Uma biografia ilustrada sobre o músico António Variações, pensada para todos os públicos, é editada esta semana e revela uma nova interpretação do que foi a vida daquele artista, disse à Lusa o autor, Bruno Horta.
“O António Variações tem sido entendido como um artista que se expressou de forma criativa, que tinha definido um objetivo e que se inseria numa espécie de abertura cultural e estética que houve no início da década 1980, em Lisboa, sobretudo. E penso que isso não é inteiramente assim”, afirma Bruno Horta.
O jornalista foi desafiado pela Suma de Letras a escrever uma biografia sobre António Variações, para se juntar a outros títulos já lançados pela editora, pensados para jovens e adultos, e dedicados, por exemplo, ao guitarrista Zé Pedro e ao cantor Freddie Mercury.
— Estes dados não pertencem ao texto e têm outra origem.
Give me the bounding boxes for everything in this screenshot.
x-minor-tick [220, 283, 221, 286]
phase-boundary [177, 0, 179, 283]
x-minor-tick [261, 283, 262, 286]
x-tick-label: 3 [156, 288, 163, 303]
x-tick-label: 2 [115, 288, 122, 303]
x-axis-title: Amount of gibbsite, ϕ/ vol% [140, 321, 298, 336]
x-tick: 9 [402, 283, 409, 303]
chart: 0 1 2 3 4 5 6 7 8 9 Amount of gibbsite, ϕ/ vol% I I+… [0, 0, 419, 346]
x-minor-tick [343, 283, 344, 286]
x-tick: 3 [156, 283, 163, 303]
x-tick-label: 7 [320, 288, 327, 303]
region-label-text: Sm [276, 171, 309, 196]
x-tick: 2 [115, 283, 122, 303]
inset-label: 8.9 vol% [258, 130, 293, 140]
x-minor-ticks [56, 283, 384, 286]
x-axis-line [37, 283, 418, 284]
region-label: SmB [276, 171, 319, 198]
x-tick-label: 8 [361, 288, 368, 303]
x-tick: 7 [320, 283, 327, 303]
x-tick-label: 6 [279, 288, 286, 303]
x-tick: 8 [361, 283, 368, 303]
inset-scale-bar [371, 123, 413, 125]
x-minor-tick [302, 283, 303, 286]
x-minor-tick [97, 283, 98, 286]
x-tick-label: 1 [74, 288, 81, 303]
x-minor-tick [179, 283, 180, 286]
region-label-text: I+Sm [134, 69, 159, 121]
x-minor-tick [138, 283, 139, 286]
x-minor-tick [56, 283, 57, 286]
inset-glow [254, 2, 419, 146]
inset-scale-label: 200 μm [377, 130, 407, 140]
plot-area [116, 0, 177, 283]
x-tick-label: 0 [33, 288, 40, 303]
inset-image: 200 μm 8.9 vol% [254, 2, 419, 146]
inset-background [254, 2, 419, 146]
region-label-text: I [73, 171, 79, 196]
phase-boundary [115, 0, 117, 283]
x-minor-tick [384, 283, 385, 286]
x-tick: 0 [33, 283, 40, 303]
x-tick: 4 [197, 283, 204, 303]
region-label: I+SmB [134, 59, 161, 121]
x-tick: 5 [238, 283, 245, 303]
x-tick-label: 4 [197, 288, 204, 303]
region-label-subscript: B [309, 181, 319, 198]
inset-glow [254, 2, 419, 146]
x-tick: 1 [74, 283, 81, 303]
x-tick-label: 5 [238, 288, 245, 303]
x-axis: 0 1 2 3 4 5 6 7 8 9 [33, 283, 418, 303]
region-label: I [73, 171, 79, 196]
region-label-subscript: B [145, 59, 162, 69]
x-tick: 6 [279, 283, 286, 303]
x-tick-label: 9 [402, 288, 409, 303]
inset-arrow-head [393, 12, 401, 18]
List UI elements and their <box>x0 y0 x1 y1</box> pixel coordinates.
Cruzando várias fontes documentais, pesquisas e depoimentos de pessoas que conheceram o músico, Bruno Horta concluiu que António Variações “procurou a expressão artística como algo fundamental para si, não inserido numa corrente estética nem em algo que pudesse ser visto”.
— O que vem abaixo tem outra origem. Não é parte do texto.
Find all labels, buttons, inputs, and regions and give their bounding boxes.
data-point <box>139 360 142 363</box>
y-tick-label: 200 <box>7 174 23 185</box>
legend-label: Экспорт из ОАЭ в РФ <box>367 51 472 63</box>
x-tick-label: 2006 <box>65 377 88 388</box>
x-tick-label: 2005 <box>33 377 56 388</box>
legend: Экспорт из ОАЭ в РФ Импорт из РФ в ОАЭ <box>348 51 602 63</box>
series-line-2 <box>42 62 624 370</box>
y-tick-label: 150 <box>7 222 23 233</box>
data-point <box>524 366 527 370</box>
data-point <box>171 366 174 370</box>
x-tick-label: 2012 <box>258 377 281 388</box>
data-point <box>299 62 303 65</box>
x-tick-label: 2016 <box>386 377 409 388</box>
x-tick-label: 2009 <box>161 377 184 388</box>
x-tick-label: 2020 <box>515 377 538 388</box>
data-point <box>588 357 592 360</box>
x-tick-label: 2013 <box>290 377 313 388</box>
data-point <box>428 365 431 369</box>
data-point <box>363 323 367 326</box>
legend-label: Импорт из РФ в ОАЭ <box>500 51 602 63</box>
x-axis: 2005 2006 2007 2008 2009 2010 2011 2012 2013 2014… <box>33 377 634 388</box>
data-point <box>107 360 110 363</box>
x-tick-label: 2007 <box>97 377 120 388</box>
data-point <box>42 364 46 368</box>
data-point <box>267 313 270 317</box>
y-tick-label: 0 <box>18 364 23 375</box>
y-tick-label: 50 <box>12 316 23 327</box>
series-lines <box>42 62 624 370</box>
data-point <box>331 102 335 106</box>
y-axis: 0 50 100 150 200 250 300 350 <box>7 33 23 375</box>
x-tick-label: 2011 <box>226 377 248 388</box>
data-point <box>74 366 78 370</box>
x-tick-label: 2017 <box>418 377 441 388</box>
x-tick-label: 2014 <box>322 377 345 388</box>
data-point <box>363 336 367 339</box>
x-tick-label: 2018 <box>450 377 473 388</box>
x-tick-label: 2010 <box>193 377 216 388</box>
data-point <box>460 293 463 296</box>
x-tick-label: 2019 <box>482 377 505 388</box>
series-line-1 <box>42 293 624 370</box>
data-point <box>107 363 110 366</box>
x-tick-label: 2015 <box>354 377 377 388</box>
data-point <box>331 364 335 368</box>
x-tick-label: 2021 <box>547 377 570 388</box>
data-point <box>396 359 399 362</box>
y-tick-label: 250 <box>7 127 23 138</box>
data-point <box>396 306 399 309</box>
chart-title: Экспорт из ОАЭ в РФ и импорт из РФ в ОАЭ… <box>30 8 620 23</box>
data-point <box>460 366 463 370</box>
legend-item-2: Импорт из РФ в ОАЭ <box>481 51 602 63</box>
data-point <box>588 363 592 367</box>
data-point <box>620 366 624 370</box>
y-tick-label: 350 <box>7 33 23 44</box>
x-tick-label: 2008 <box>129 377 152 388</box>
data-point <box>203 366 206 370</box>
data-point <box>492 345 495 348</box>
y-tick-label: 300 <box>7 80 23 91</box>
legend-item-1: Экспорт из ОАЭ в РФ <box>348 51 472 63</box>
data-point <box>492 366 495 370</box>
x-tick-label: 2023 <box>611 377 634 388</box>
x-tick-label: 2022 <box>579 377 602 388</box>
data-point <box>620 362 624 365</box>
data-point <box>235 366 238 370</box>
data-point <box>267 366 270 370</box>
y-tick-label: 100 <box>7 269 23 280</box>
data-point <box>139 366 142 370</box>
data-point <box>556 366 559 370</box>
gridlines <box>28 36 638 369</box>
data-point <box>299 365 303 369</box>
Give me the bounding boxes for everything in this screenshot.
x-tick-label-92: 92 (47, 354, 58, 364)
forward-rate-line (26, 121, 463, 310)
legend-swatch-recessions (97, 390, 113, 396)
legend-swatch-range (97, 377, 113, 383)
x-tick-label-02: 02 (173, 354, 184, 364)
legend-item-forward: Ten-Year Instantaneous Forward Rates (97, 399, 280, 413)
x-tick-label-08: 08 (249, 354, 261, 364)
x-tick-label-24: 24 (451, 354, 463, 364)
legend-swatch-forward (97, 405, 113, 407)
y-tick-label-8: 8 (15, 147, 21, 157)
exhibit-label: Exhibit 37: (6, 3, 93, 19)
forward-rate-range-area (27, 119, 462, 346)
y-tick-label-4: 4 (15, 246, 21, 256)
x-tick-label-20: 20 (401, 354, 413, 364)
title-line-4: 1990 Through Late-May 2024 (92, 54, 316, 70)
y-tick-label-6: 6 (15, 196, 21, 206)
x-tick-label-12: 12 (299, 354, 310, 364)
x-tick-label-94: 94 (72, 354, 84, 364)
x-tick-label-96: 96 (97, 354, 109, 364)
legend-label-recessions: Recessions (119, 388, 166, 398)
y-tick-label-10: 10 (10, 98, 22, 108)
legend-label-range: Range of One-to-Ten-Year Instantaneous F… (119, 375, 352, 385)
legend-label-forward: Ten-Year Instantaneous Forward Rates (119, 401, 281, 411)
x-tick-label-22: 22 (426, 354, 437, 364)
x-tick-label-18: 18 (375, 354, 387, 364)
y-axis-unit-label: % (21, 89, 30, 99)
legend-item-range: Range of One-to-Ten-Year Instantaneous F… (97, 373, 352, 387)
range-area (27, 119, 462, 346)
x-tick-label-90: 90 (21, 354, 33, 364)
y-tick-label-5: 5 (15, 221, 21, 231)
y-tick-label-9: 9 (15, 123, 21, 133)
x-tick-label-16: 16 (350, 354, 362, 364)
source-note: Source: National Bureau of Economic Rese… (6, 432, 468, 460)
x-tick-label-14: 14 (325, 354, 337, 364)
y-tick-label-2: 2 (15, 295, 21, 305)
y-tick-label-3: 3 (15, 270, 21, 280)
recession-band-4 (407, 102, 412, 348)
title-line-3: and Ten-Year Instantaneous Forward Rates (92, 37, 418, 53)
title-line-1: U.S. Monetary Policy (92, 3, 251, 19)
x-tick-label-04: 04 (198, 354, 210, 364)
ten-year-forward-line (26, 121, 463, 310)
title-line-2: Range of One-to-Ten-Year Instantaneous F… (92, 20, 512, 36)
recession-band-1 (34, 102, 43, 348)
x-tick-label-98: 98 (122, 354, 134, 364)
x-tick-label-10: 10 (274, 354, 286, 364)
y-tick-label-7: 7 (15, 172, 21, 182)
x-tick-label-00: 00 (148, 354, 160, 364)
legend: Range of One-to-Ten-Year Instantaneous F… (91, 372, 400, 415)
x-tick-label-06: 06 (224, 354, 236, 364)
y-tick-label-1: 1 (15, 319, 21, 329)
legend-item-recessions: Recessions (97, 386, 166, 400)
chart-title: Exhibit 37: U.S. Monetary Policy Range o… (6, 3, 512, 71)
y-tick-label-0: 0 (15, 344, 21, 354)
“Era uma pessoa muito solitária, arisca, não gostava de pensamento de grupo. Dificilmente ele fez parte deliberadamente dessa movida lisboeta da década de 1980, era uma pessoa muito à margem de tudo”, considerou Bruno Horta.
Com ilustrações de Helena Soares, António Variações — Uma biografia é “uma leitura possível sobre os factos” da vida do músico, narrados ao longo de 140 páginas, sublinha o jornalista.
“Temos tendência para a olhar para o António Variações como artista. É óbvio que é a faceta dele que se tornou pública. Eu tentei demonstrar que há um antes e um depois de 1976, ano em que regressa a Portugal depois de ter vivido em Amesterdão. É a partir dessa altura que o António Rodrigues Ribeiro dá lugar inteiramente ao António Variações, embora só venha a editar três ou quatro anos depois”, explica.
Na pesquisa para este livro, Bruno Horta encontrou ainda uma breve referência a António Variações nos arquivos da polícia política do Estado Novo, num documento de janeiro de 1968 sobre a “identidade completa e o porte moral e político” do pai do músico, por ter exercido funções públicas.
“Fui procurar se haveria algum registo da PIDE sobre o António Rodrigues Ribeiro, nada de extraordinário, embora a divulgação desse documento seja uma coisa nova. A família está referenciada. Há um relatório em que eles foram perceber qual era o calibre moral daquela família”, recorda Bruno Horta.
No livro, o autor recorda que o relatório faz referência a cada elemento da família, incluindo António Variações, concluindo que, aos olhos da PIDE, “não criam obstáculos à ação do Estado Novo”.
Na biografia, Bruno Horta entrelaça factos biográficos, declarações de António Variações recolhidas na imprensa da altura e letras de várias canções. O livro termina com uma cronologia e as fontes bibliográficas.
António Variações morreu a 13 de junho de 1984 e Bruno Horta recorda que houve uma redescoberta do trabalho do músico sobretudo depois da morte.
“Hoje, em 2020, olhamos para o António Variações como alguém que expressou a sua autenticidade, foi muito íntegra consigo mesma. Na época era descrito como excêntrico. Ele é visto hoje como uma pessoa que viveu com uma integridade muito grande”, resumiu Bruno Horta.